Lembremos que, para extinguir a parceria, o Clube não precisa fazer muito, apenas notificar a MSI, pois até hoje a parceira não cumpriu o contrato, ao deixar de entregar a fiança bancária garantidora da plena execução dos negócios com o Corinthians.

Com o fim da parceria e as medidas para autonomia e profissionalização do futebol, avançaremos para a democratização, eficiência e transparência na gestão do clube.


NUOVO DELITTO”
Muitos dos que defenderam a parceria fizeram-no por motivos justos e nobres. Acreditavam que esse era o único caminho para o Corinthians superar suas dificuldades e tornar-se um grande clube. Estou certo de que a esmagadora maioria do Conselho acreditou sinceramente que apoiava uma boa solução, não lhes cabendo assim qualquer censura.

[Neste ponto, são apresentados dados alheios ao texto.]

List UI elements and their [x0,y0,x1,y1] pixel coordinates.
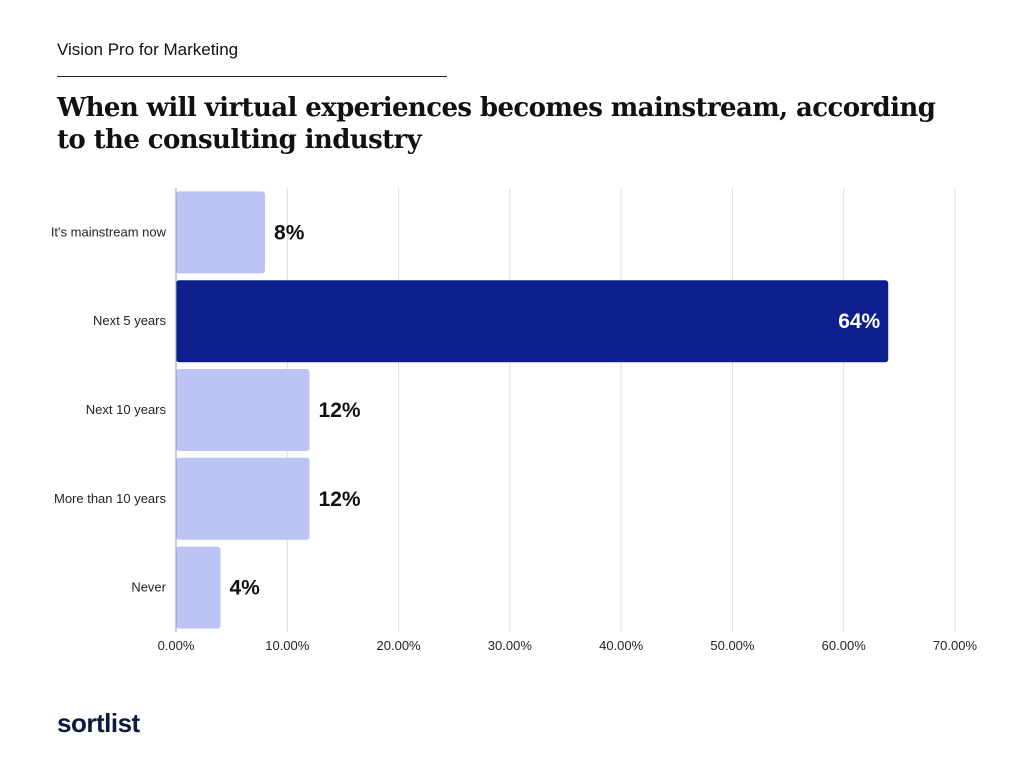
bar [176,191,266,274]
chart-title: When will virtual experiences becomes ma… [57,93,936,155]
header-divider [57,76,447,77]
x-tick-label: 10.00% [265,638,310,653]
data-label: 12% [319,399,361,422]
x-tick-label: 50.00% [710,638,755,653]
category-label: More than 10 years [54,491,167,506]
category-label: It's mainstream now [51,224,167,239]
x-tick-label: 70.00% [933,638,978,653]
category-label: Next 10 years [86,402,167,417]
x-tick-label: 0.00% [158,638,195,653]
x-tick-label: 20.00% [377,638,422,653]
bar [176,280,889,363]
bar [176,457,310,540]
bar [176,369,310,451]
data-label: 12% [319,488,361,511]
chart-subtitle: Vision Pro for Marketing [57,40,239,59]
data-label: 8% [274,221,305,244]
sortlist-logo: sortlist [57,708,140,738]
x-tick-label: 30.00% [488,638,533,653]
bar [176,546,221,629]
data-label: 64% [838,310,880,333]
category-label: Next 5 years [93,313,166,328]
data-label: 4% [230,577,261,600]
category-label: Never [131,580,166,595]
x-tick-label: 40.00% [599,638,644,653]
x-tick-label: 60.00% [822,638,867,653]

Alguns poucos, no entanto, conhecedores de toda a extensão dos problemas da MSI, fizeram-no por razões menos nobres; alguns visando cargos, outros, por uma “boquinha” aqui e acolá, alguns até para embarcar na onda. Desses que constituem um núcleo pequeno dos que tinham pleno conhecimento dos problemas, e apenas destes, o Clube deve cobrar as responsabilidades de dirigentes. Não podemos aceitar a falácia de que a parceria teria sido um “mal necessário.” Até porque não foi, poderia ser um "delitto necessario", na versão shakespeariana de que é preciso praticar uma seqüência de crimes para se chegar ao poder e à vitória fatal. Não deu certo com Macbeth* e, repetindo-se o drama, não dá certo com o Corinthians.


(*) Da obra de William Shakespeare, magnificamente vertida para o libreto de Francesco Maria Piave e Andrea Maffei, para a ópera de Giuseppe Verdi:
"Um novo crime... é necessário, deve cumprir-se a obra fatal."